Sebanyak 360 calon jemaah haji (calhaj) kloter pertama yang berasal dari Kabupaten Tegal telah diterbangkan melalui Bandar Udara Adi Soemarmo Solo, Rabu 22 April 2026 dini hari pukul 02.28 WIB.
Jemaah asal Embarkasi Solo terbang menggunakan pesawat Garuda Indonesia Type Airbus A330-900 dengan Nomor Penerbangan GIA 6101.
General Manager PT Angkasa Pura Indonesia Bandar Udara (Bandara) Adi Soemarmo Hery Purwanto mengatakan, Bandara Adi Soemarmo siap melaksanakan operasional penerbangan haji 2026 baik untuk penerbangan embarkasi/ keberangkatan maupun penerbangan debarkasi / kepulangan.
Phase I embarkasi haji akan berlangsung dari 22 April hingga 21 Mei 2026 dengan memberangkatkan 81 kloter dengan total calhaj berjumlah 29.121 orang. Dan Phase II debarkasi / kedatangan jamaah haji akan berlangsung dari tanggal 22 Juni hingga 29 Juni 2026.
“Untuk mendukung operasional penerbangan haji, jam operasional Adi Soemarmo akan buka selama 24 jam. Kebijakan ini melalui penerbitan notam for Hajj Flight. Kami juga telah memastikan kesiapan fasilitas baik di airside maupun landside untuk mendukung kelancaran operasional penerbangan Haji,” ujar Hery Purwanto.

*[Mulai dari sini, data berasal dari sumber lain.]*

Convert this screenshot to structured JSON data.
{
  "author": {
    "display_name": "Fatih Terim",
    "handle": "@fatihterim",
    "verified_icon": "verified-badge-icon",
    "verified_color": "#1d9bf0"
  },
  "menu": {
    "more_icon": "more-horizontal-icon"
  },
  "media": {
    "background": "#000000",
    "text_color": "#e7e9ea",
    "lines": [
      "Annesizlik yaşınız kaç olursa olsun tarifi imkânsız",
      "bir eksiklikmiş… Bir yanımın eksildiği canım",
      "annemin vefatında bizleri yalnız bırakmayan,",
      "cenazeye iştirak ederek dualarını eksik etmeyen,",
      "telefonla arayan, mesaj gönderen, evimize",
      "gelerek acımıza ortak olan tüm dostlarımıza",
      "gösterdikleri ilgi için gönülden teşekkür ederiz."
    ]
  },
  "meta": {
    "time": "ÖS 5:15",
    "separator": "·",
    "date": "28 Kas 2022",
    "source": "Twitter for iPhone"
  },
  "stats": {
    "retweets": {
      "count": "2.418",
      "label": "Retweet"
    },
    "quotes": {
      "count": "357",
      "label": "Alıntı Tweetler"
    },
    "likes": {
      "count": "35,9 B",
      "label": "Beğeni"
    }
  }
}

Sedangkan untuk operasional armada pesawat, dikatakannya, dilakukan oleh maskapai Garuda Indonesia dengan di dukung 5 pesawat cadangan (standby). Kelima pesawat tersebut Lion Air, San Marino dan Air Asia.
"Untuk Pelayanan Fast Track Makkah Route oleh keimigrasian Arab Saudi yang berada di Terminal keberangkatan Internasional telah dipastikan kesiapan operasionalnya baik dari fasilitas maupun infrastrukturnya," katanya.
Dukungan Fasilitas
Adapun dukungan fasilitas keamanan penerbangan di Asraman Haji Donohudan, Hery Purwanto menyampaikan, pihaknya menyiapkan 2 buah X-ray kabin, 2 buah X-ray Bagasi, 3 walk Trough metal detector (WTMD) dan 3 hand-Held Metal Detector (HHMD).
"Untuk menampung pesawat haji, telah disiapkan 5 parking stand. Yaitu di parking stand 6, 8, 10, 11A dan 13A," jelasnya.
“Kelancaran pelayanan operasional haji di Adi Soemarmo tak luput dari adanya koordinasi dengan instansi dan stakeholder. Di antaranya Kementerian Agama, Otoritas Bandara Wilayah III, TNI, Imigrasi, Bea Cukai, Kantor Kesehatan Pelabuhan, Gapura Angkasa, Garuda Indonesia dan beberapa Instansi lainnya,” tambah Hery Purwanto.
Hery Purwanto menambahkan, 81 Kloter yang akan berangkat melalui Bandar Udara Adi Soemarmo berasal dari daerah Kabupaten Tegal, Brebes, Pemalang, Pekalongan, Batang, Kendal, Kota Semarang, Kota Salatiga, Kabupaten Grobogan, Demak, Jepara, Kudus, Blora, Rembang, Pati, Kota Surakarta, Kabupaten Wonogiri, Boyolali, Karanganyar, Klaten, Sragen, Sukoharjo, Purbalingga, Banjarnegara, Banyumas, Cilacap, dan Kabupaten Magelang.